Satu-satunya makna dari Trinitas adalah sebagai ekspresi dari tiga pengalaman Tuhan dalam pikiran manusia, sebagai Pencipta, Penebus dan Pengudusan. Tidak perlu ada kristologi dua-sifat dalam pengertian tradisional. Keilahian Kristus "berarti bahwa ia memiliki kesadaran Tuhan yang khusus, tetapi itu tidak berarti bahwa para pemimpin agama lainnya tidak dapat berbagi kesadaran yang sama.
Realitas Tertinggi
Kemudian dalam karirnya, untuk melakukan keadilan
terhadap pemahamannya tentang sifat bahasa religius, Hick bergeser dari berbicara tentang Tuhan menjadi Berbicara tentang "Realitas (Ultimate)." Istilah ini lebih fleksibel daripada istilah pribadi Tuhan.
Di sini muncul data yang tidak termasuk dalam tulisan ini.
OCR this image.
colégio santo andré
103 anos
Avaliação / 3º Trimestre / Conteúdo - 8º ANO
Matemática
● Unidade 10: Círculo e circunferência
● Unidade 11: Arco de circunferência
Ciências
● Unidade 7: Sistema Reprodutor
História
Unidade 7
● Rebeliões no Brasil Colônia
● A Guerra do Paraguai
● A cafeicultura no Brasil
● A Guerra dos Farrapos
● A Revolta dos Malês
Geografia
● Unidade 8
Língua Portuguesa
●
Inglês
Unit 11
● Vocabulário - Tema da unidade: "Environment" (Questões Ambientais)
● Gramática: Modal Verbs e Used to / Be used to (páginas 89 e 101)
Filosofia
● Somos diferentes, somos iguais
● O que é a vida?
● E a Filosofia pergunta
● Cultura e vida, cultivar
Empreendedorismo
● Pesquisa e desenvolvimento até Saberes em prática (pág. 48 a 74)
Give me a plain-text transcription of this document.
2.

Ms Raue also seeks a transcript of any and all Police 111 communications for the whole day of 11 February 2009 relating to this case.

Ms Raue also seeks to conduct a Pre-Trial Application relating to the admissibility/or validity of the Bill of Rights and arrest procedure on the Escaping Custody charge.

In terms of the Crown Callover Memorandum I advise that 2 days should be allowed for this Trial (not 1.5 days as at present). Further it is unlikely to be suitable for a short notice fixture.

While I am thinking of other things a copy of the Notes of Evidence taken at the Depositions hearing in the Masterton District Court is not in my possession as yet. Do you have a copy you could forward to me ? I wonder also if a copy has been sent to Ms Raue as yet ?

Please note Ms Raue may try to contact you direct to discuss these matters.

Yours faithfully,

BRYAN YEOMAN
Bagi Hick, agama-agama besar di dunia adalah mandat yang berbeda yang dapat dikatakan sebagai cara-cara pelengkap untuk mendekati Realitas ini, yang ada di luar kemampuan manusia untuk mengetahui. Istilah Sansekerta duduk dan istilah Islam dl-Haqq adalah ekspresi dari Realitas itu, seperti juga Yahweh Dan Tuhan tCl'm Kristen. "penting bagi tujuan Hick untuk memperhatikan bahwa Realitas ini memiliki dua sisi.